映画「Our Friend/アワー・フレンド」が、全国公開している。かつてヘミングウェイなども寄稿した「エスクァイア」に掲載され、全米雑誌賞に輝いたエッセーの映画化。監督はドキュメンタリー映画で注目されている気鋭の女性監督で俳優としても活躍するガブリエラ・カウパースウェイト。

 仕事に打ち込むジャーナリストのマット(ケイシー・アフレック)と妻で舞台女優のニコル(ダコタ・ジョンソン)は、2人の幼い娘を育てながら懸命に毎日を送っていた。

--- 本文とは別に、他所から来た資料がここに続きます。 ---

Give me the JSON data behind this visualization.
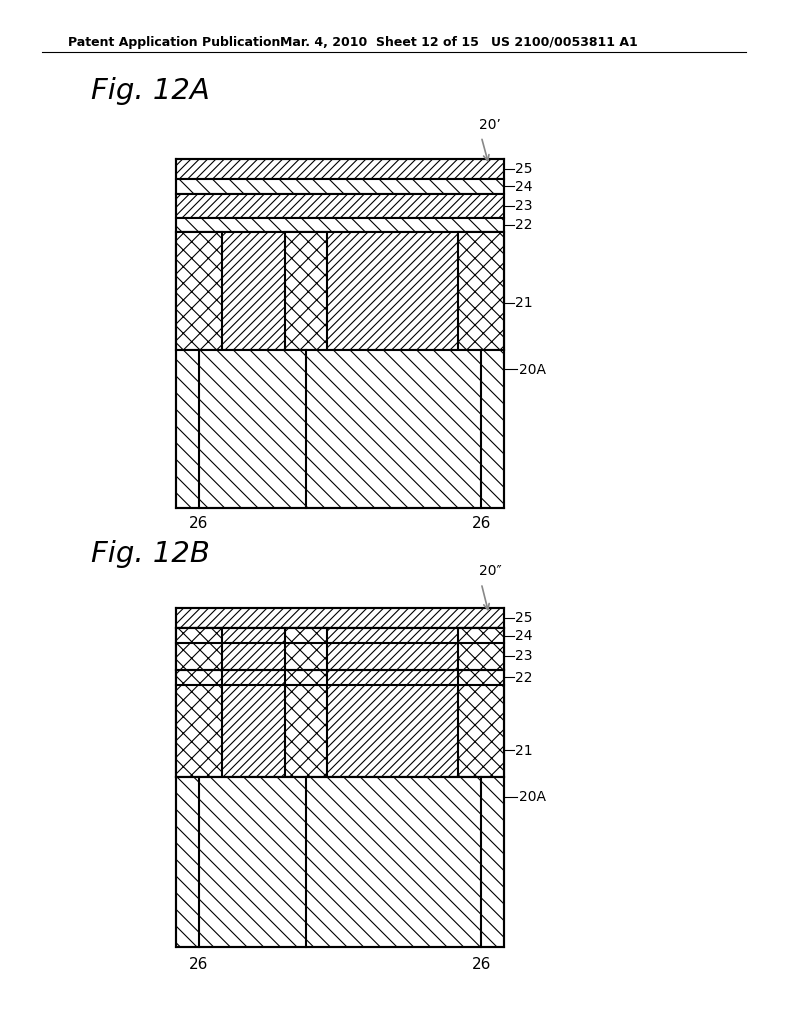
{
  "title_header": "Patent Application Publication",
  "date_header": "Mar. 4, 2010",
  "sheet_header": "Sheet 12 of 15",
  "patent_header": "US 2100/0053811 A1",
  "fig_a_label": "Fig. 12A",
  "fig_b_label": "Fig. 12B",
  "label_20prime": "20’",
  "label_20doubleprime": "20″",
  "label_25": "25",
  "label_24": "24",
  "label_23": "23",
  "label_22": "22",
  "label_21": "21",
  "label_20A": "20A",
  "label_26": "26",
  "bg_color": "#ffffff",
  "line_color": "#000000"
}
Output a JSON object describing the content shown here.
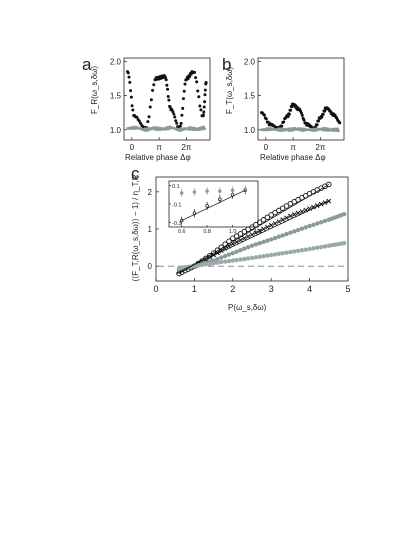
{
  "chart_data": [
    {
      "type": "scatter",
      "panel_label": "a",
      "xlabel": "Relative phase Δφ",
      "ylabel": "F_R(ω_s,δω)",
      "x_ticks": [
        "0",
        "π",
        "2π"
      ],
      "y_ticks": [
        "1.0",
        "1.5",
        "2.0"
      ],
      "xlim": [
        -0.9,
        9.0
      ],
      "ylim": [
        0.85,
        2.05
      ],
      "grid": false,
      "series": [
        {
          "color": "#111111",
          "x": [
            -0.5,
            0.3,
            1.57,
            2.8,
            3.8,
            4.5,
            5.5,
            6.3,
            7.1,
            8.2,
            8.6
          ],
          "y": [
            1.85,
            1.2,
            1.02,
            1.75,
            1.78,
            1.3,
            1.02,
            1.75,
            1.85,
            1.2,
            1.72
          ]
        },
        {
          "color": "#8a9a9a",
          "x": [
            -0.5,
            0.5,
            1.5,
            2.5,
            3.5,
            4.5,
            5.5,
            6.5,
            7.5,
            8.5
          ],
          "y": [
            1.02,
            1.03,
            1.0,
            1.02,
            1.01,
            1.03,
            1.0,
            1.02,
            1.01,
            1.03
          ]
        }
      ]
    },
    {
      "type": "scatter",
      "panel_label": "b",
      "xlabel": "Relative phase Δφ",
      "ylabel": "F_T(ω_s,δω)",
      "x_ticks": [
        "0",
        "π",
        "2π"
      ],
      "y_ticks": [
        "1.0",
        "1.5",
        "2.0"
      ],
      "xlim": [
        -0.9,
        9.0
      ],
      "ylim": [
        0.85,
        2.05
      ],
      "grid": false,
      "series": [
        {
          "color": "#111111",
          "x": [
            -0.5,
            0.5,
            1.5,
            2.5,
            3.14,
            3.8,
            4.7,
            5.6,
            6.3,
            7.0,
            7.8,
            8.6
          ],
          "y": [
            1.25,
            1.08,
            1.02,
            1.2,
            1.37,
            1.3,
            1.08,
            1.02,
            1.18,
            1.32,
            1.22,
            1.1
          ]
        },
        {
          "color": "#8a9a9a",
          "x": [
            -0.5,
            0.5,
            1.5,
            2.5,
            3.5,
            4.5,
            5.5,
            6.5,
            7.5,
            8.5
          ],
          "y": [
            1.0,
            1.01,
            1.0,
            1.0,
            1.01,
            1.0,
            1.0,
            1.01,
            1.0,
            1.0
          ]
        }
      ]
    },
    {
      "type": "scatter",
      "panel_label": "c",
      "xlabel": "P(ω_s,δω)",
      "ylabel": "(⟨F_T,R(ω_s,δω)⟩ − 1) / η_T,R",
      "x_ticks": [
        "0",
        "1",
        "2",
        "3",
        "4",
        "5"
      ],
      "y_ticks": [
        "0",
        "1",
        "2"
      ],
      "xlim": [
        0,
        5
      ],
      "ylim": [
        -0.4,
        2.4
      ],
      "grid": false,
      "reference_line_y": 0,
      "series": [
        {
          "marker": "open-circle",
          "color": "#111111",
          "x": [
            0.6,
            1.0,
            1.5,
            2.0,
            2.5,
            3.0,
            3.5,
            4.0,
            4.5
          ],
          "y": [
            -0.2,
            0.0,
            0.35,
            0.75,
            1.05,
            1.38,
            1.68,
            1.95,
            2.2
          ]
        },
        {
          "marker": "cross",
          "color": "#111111",
          "x": [
            0.6,
            1.0,
            1.5,
            2.0,
            2.5,
            3.0,
            3.5,
            4.0,
            4.5
          ],
          "y": [
            -0.15,
            0.0,
            0.3,
            0.6,
            0.85,
            1.1,
            1.35,
            1.55,
            1.75
          ]
        },
        {
          "marker": "filled-circle",
          "color": "#8a9a9a",
          "x": [
            0.6,
            1.0,
            1.5,
            2.0,
            2.5,
            3.0,
            3.5,
            4.0,
            4.5,
            4.9
          ],
          "y": [
            -0.1,
            0.0,
            0.15,
            0.35,
            0.55,
            0.72,
            0.9,
            1.08,
            1.25,
            1.4
          ]
        },
        {
          "marker": "filled-circle",
          "color": "#9aaaaa",
          "x": [
            0.6,
            1.0,
            1.5,
            2.0,
            2.5,
            3.0,
            3.5,
            4.0,
            4.5,
            4.9
          ],
          "y": [
            -0.05,
            0.0,
            0.08,
            0.15,
            0.22,
            0.3,
            0.38,
            0.46,
            0.55,
            0.62
          ]
        }
      ],
      "inset": {
        "x_ticks": [
          "0.6",
          "0.8",
          "1.0",
          "1.2"
        ],
        "y_ticks": [
          "0.1",
          "-0.1",
          "-0.3"
        ],
        "xlim": [
          0.5,
          1.2
        ],
        "ylim": [
          -0.35,
          0.15
        ],
        "series": [
          {
            "color": "#111111",
            "x": [
              0.6,
              0.7,
              0.8,
              0.9,
              1.0,
              1.1
            ],
            "y": [
              -0.28,
              -0.2,
              -0.12,
              -0.05,
              0.0,
              0.05
            ]
          },
          {
            "color": "#8a9a9a",
            "x": [
              0.6,
              0.7,
              0.8,
              0.9,
              1.0,
              1.1
            ],
            "y": [
              0.02,
              0.03,
              0.04,
              0.04,
              0.05,
              0.06
            ]
          }
        ]
      }
    }
  ]
}
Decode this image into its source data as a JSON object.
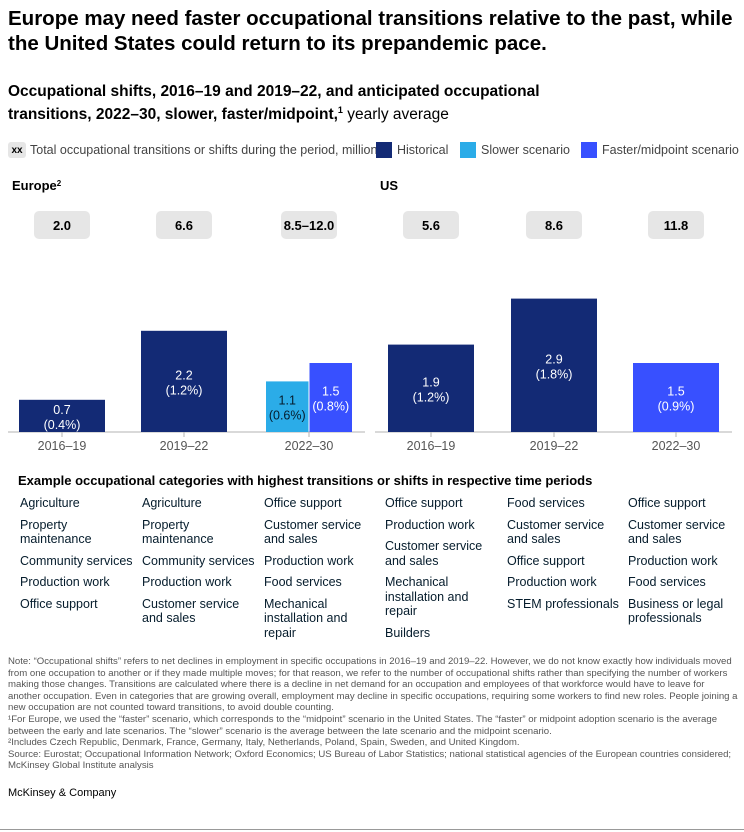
{
  "title": "Europe may need faster occupational transitions relative to the past, while the United States could return to its prepandemic pace.",
  "subtitle_bold": "Occupational shifts, 2016–19 and 2019–22, and anticipated occupational transitions, 2022–30, slower, faster/midpoint,",
  "subtitle_sup": "1",
  "subtitle_light": " yearly average",
  "legend": {
    "xx_label": "xx",
    "total_text": "Total occupational transitions or shifts during the period, million",
    "historical": "Historical",
    "slower": "Slower scenario",
    "faster": "Faster/midpoint scenario"
  },
  "colors": {
    "historical": "#132a75",
    "slower": "#2bace8",
    "faster": "#3850ff",
    "total_box": "#e6e6e6",
    "axis": "#b3b3b3"
  },
  "chart_data": {
    "type": "bar",
    "unit": "million, yearly average (share of employment)",
    "panels": [
      {
        "name": "Europe",
        "name_sup": "2",
        "categories": [
          "2016–19",
          "2019–22",
          "2022–30"
        ],
        "totals": [
          "2.0",
          "6.6",
          "8.5–12.0"
        ],
        "bars": [
          {
            "category": "2016–19",
            "series": "historical",
            "value": 0.7,
            "label": "0.7",
            "sublabel": "(0.4%)"
          },
          {
            "category": "2019–22",
            "series": "historical",
            "value": 2.2,
            "label": "2.2",
            "sublabel": "(1.2%)"
          },
          {
            "category": "2022–30",
            "series": "slower",
            "value": 1.1,
            "label": "1.1",
            "sublabel": "(0.6%)"
          },
          {
            "category": "2022–30",
            "series": "faster",
            "value": 1.5,
            "label": "1.5",
            "sublabel": "(0.8%)"
          }
        ]
      },
      {
        "name": "US",
        "name_sup": "",
        "categories": [
          "2016–19",
          "2019–22",
          "2022–30"
        ],
        "totals": [
          "5.6",
          "8.6",
          "11.8"
        ],
        "bars": [
          {
            "category": "2016–19",
            "series": "historical",
            "value": 1.9,
            "label": "1.9",
            "sublabel": "(1.2%)"
          },
          {
            "category": "2019–22",
            "series": "historical",
            "value": 2.9,
            "label": "2.9",
            "sublabel": "(1.8%)"
          },
          {
            "category": "2022–30",
            "series": "faster",
            "value": 1.5,
            "label": "1.5",
            "sublabel": "(0.9%)"
          }
        ]
      }
    ],
    "ylim": [
      0,
      3.2
    ]
  },
  "categories_section": {
    "title": "Example occupational categories with highest transitions or shifts in respective time periods",
    "columns": [
      [
        "Agriculture",
        "Property maintenance",
        "Community services",
        "Production work",
        "Office support"
      ],
      [
        "Agriculture",
        "Property maintenance",
        "Community services",
        "Production work",
        "Customer service and sales"
      ],
      [
        "Office support",
        "Customer service and sales",
        "Production work",
        "Food services",
        "Mechanical installation and repair"
      ],
      [
        "Office support",
        "Production work",
        "Customer service and sales",
        "Mechanical installation and repair",
        "Builders"
      ],
      [
        "Food services",
        "Customer service and sales",
        "Office support",
        "Production work",
        "STEM professionals"
      ],
      [
        "Office support",
        "Customer service and sales",
        "Production work",
        "Food services",
        "Business or legal professionals"
      ]
    ]
  },
  "notes": [
    "Note: “Occupational shifts” refers to net declines in employment in specific occupations in 2016–19 and 2019–22. However, we do not know exactly how individuals moved from one occupation to another or if they made multiple moves; for that reason, we refer to the number of occupational shifts rather than specifying the number of workers making those changes. Transitions are calculated where there is a decline in net demand for an occupation and employees of that workforce would have to leave for another occupation. Even in categories that are growing overall, employment may decline in specific occupations, requiring some workers to find new roles. People joining a new occupation are not counted toward transitions, to avoid double counting.",
    "¹For Europe, we used the “faster” scenario, which corresponds to the “midpoint” scenario in the United States. The “faster” or midpoint adoption scenario is the average between the early and late scenarios. The “slower” scenario is the average between the late scenario and the midpoint scenario.",
    "²Includes Czech Republic, Denmark, France, Germany, Italy, Netherlands, Poland, Spain, Sweden, and United Kingdom.",
    "Source: Eurostat; Occupational Information Network; Oxford Economics; US Bureau of Labor Statistics; national statistical agencies of the European countries considered; McKinsey Global Institute analysis"
  ],
  "brand": "McKinsey & Company"
}
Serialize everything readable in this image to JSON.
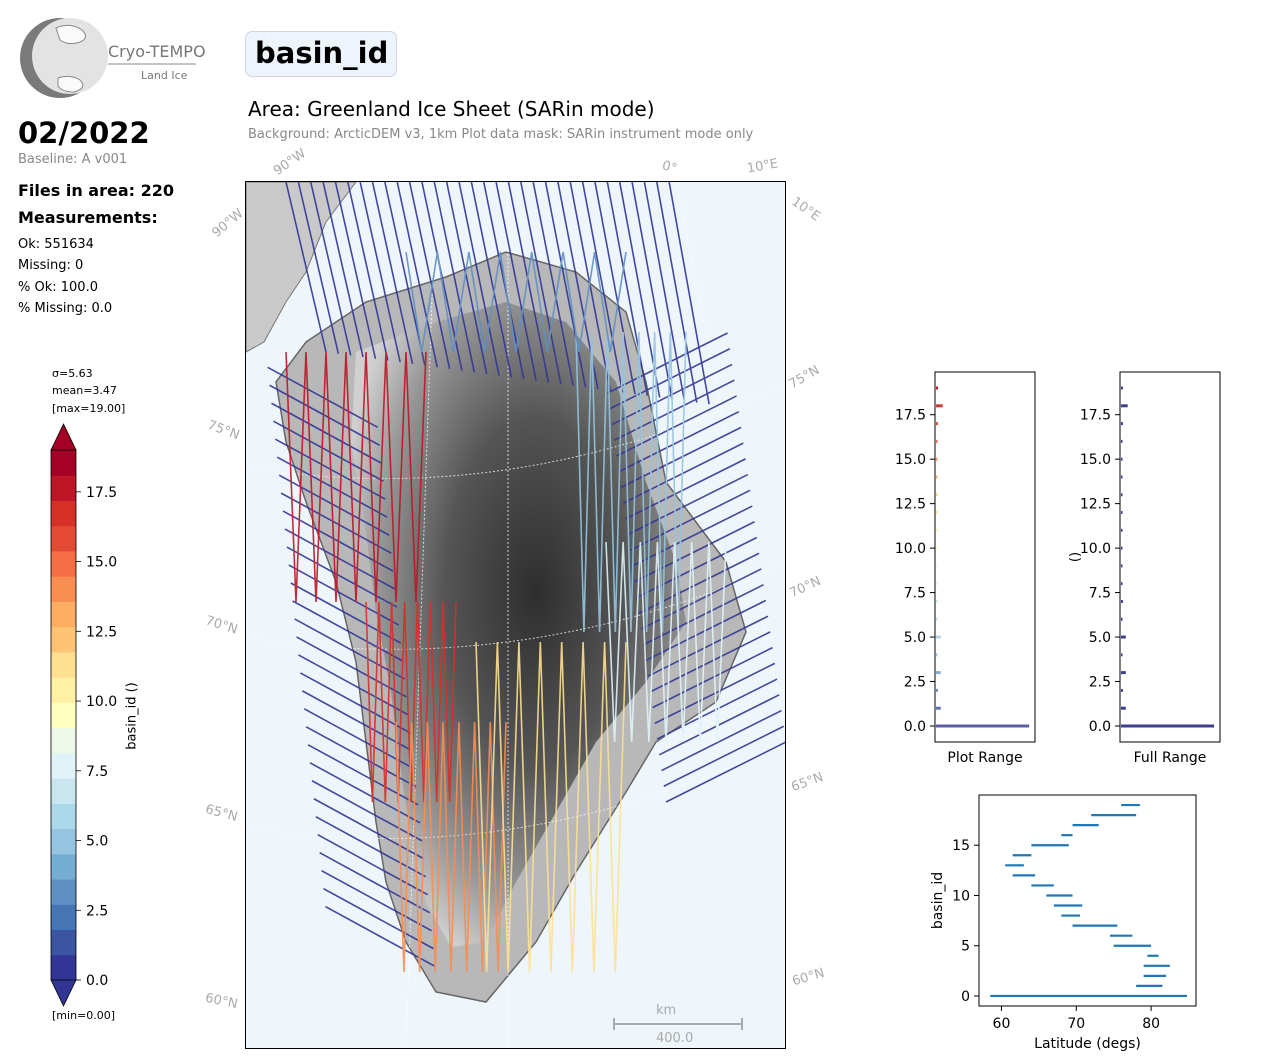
{
  "header": {
    "logo_title": "Cryo-TEMPO",
    "logo_subtitle": "Land Ice",
    "month": "02/2022",
    "baseline": "Baseline: A v001",
    "files_in_area": "Files in area: 220",
    "measurements_label": "Measurements:",
    "stats": [
      "Ok: 551634",
      "Missing: 0",
      "% Ok: 100.0",
      "% Missing: 0.0"
    ]
  },
  "title": {
    "variable": "basin_id",
    "area": "Area: Greenland Ice Sheet (SARin mode)",
    "background": "Background: ArcticDEM v3, 1km   Plot data mask: SARin instrument mode only"
  },
  "map": {
    "lat_labels_left": [
      "75°N",
      "70°N",
      "65°N",
      "60°N"
    ],
    "lat_labels_right": [
      "75°N",
      "70°N",
      "65°N",
      "60°N"
    ],
    "lon_labels": [
      "90°W",
      "90°W",
      "0°",
      "10°E",
      "10°E"
    ],
    "scalebar_unit": "km",
    "scalebar_value": "400.0"
  },
  "colorbar": {
    "label": "basin_id ()",
    "sigma": "σ=5.63",
    "mean": "mean=3.47",
    "max": "[max=19.00]",
    "min": "[min=0.00]",
    "range": [
      0,
      19
    ],
    "ticks": [
      "0.0",
      "2.5",
      "5.0",
      "7.5",
      "10.0",
      "12.5",
      "15.0",
      "17.5"
    ],
    "palette": [
      "#313695",
      "#3b55a2",
      "#4575b4",
      "#5f90c3",
      "#74add1",
      "#94c4df",
      "#abd9e9",
      "#c9e6f0",
      "#e0f3f8",
      "#eef8e8",
      "#ffffbf",
      "#fff0a4",
      "#fee090",
      "#fdc476",
      "#fdae61",
      "#f88d52",
      "#f46d43",
      "#e34a33",
      "#d73027",
      "#bd1626",
      "#a50026"
    ]
  },
  "chart_data": [
    {
      "type": "bar",
      "orientation": "horizontal",
      "title": "",
      "xlabel": "Plot Range",
      "ylabel": "",
      "ylim": [
        -0.9,
        19.9
      ],
      "yticks": [
        "0.0",
        "2.5",
        "5.0",
        "7.5",
        "10.0",
        "12.5",
        "15.0",
        "17.5"
      ],
      "categories": [
        0,
        1,
        2,
        3,
        4,
        5,
        6,
        7,
        8,
        9,
        10,
        11,
        12,
        13,
        14,
        15,
        16,
        17,
        18,
        19
      ],
      "values": [
        0.97,
        0.05,
        0.02,
        0.05,
        0.01,
        0.05,
        0.01,
        0.02,
        0.01,
        0.01,
        0.01,
        0.01,
        0.01,
        0.01,
        0.01,
        0.01,
        0.01,
        0.02,
        0.07,
        0.02
      ],
      "colors": [
        "#5b5ea6",
        "#5b73b5",
        "#6f8ec4",
        "#8aabd3",
        "#a5c4e0",
        "#b5d4eb",
        "#c5e3f0",
        "#d5ecf2",
        "#e6f4f4",
        "#f3f8e9",
        "#fffcc9",
        "#fff2b0",
        "#fee49a",
        "#fdcc81",
        "#fdb46a",
        "#f99256",
        "#f06b45",
        "#e34a33",
        "#cf3c3c",
        "#b81a2e"
      ]
    },
    {
      "type": "bar",
      "orientation": "horizontal",
      "title": "",
      "xlabel": "Full Range",
      "ylabel": "()",
      "ylim": [
        -0.9,
        19.9
      ],
      "yticks": [
        "0.0",
        "2.5",
        "5.0",
        "7.5",
        "10.0",
        "12.5",
        "15.0",
        "17.5"
      ],
      "categories": [
        0,
        1,
        2,
        3,
        4,
        5,
        6,
        7,
        8,
        9,
        10,
        11,
        12,
        13,
        14,
        15,
        16,
        17,
        18,
        19
      ],
      "values": [
        0.97,
        0.05,
        0.02,
        0.05,
        0.01,
        0.05,
        0.01,
        0.02,
        0.01,
        0.01,
        0.01,
        0.01,
        0.01,
        0.01,
        0.01,
        0.01,
        0.01,
        0.02,
        0.07,
        0.02
      ],
      "color": "#3e3f8f"
    },
    {
      "type": "range",
      "title": "",
      "xlabel": "Latitude (degs)",
      "ylabel": "basin_id",
      "xlim": [
        57,
        86
      ],
      "ylim": [
        -1,
        20
      ],
      "xticks": [
        "60",
        "70",
        "80"
      ],
      "yticks": [
        "0",
        "5",
        "10",
        "15"
      ],
      "segments": [
        {
          "id": 0,
          "lat": [
            58.5,
            84.8
          ]
        },
        {
          "id": 1,
          "lat": [
            78.0,
            81.5
          ]
        },
        {
          "id": 2,
          "lat": [
            79.0,
            82.0
          ]
        },
        {
          "id": 3,
          "lat": [
            79.0,
            82.5
          ]
        },
        {
          "id": 4,
          "lat": [
            79.5,
            81.0
          ]
        },
        {
          "id": 5,
          "lat": [
            75.0,
            80.0
          ]
        },
        {
          "id": 6,
          "lat": [
            74.5,
            77.5
          ]
        },
        {
          "id": 7,
          "lat": [
            69.5,
            75.5
          ]
        },
        {
          "id": 8,
          "lat": [
            68.0,
            70.5
          ]
        },
        {
          "id": 9,
          "lat": [
            67.0,
            70.8
          ]
        },
        {
          "id": 10,
          "lat": [
            66.0,
            69.5
          ]
        },
        {
          "id": 11,
          "lat": [
            64.0,
            67.0
          ]
        },
        {
          "id": 12,
          "lat": [
            61.5,
            64.5
          ]
        },
        {
          "id": 13,
          "lat": [
            60.5,
            63.0
          ]
        },
        {
          "id": 14,
          "lat": [
            61.5,
            64.0
          ]
        },
        {
          "id": 15,
          "lat": [
            64.0,
            69.0
          ]
        },
        {
          "id": 16,
          "lat": [
            68.0,
            69.5
          ]
        },
        {
          "id": 17,
          "lat": [
            69.5,
            73.0
          ]
        },
        {
          "id": 18,
          "lat": [
            72.0,
            78.0
          ]
        },
        {
          "id": 19,
          "lat": [
            76.0,
            78.5
          ]
        }
      ],
      "color": "#1f77b4"
    }
  ]
}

 しかし、ニコルが末期がんの宣告を受けた日から、一家の生活は一変してしまう。妻の介護と子育てによる負担が重くのしかかるマット。そんな彼に救いの手を差し伸べたのは、親友・デイン(ジェイソン・シーゲル)だった。デインは、はるばるニューオーリンズからアラバマ州の田舎町フェアホープまで車を走らせ、2人の家に住み込んでサポートすることに。2年にも及ぶ闘病生活。3人の想いと苦悩が交錯していくなかで、愛と友情の先に彼らが見つけた希望とは──。

本作に対する映画評論家らの意見は?(★4つで満点)

■渡辺祥子(映画評論家)

評価:★★★★

苦しみに耐える夫婦を支える親友の友情と思いやり、彼に寄せる夫婦の信頼。その中に生まれてくる心和む瞬間の温かみが涙を消してしみじみと胸に迫る想いを生み出す。悲しい話だが救いも用意されている幸せなドラマだ。

■大場正明(映画評論家)

評価:★★★★

告知を分岐点として、それ以前と以後を往復しつつ三者の人物像や関係を掘り下げていく構成が素晴らしい。本当に相手を必要とする時にそこにいてくれる親友以上ともいえる特別な関係。終末期医療もしっかり描いている。

■LiLiCo(映画コメンテーター)

評価:★★★★

こんなにも優しくおしゃれに熱い友情を描けるなんて。参りました、涙腺崩壊! 自分の楽しみを犠牲にしてまでこの家族と自然に溶け込める素敵な人柄。そこには過去も関わっています。何度も観たい! 秋にぴったり!

■わたなべりんたろう(映画ライター)

評価:★★★★

がんで余命宣告を受けた妻とその家族、その家族をサポートする友人の実話の映画化。感傷的なドラマになりそうなところを人間関係に絞って描いて成功している。人の誠実さと相手を思う行動力の大切さに心を打たれた。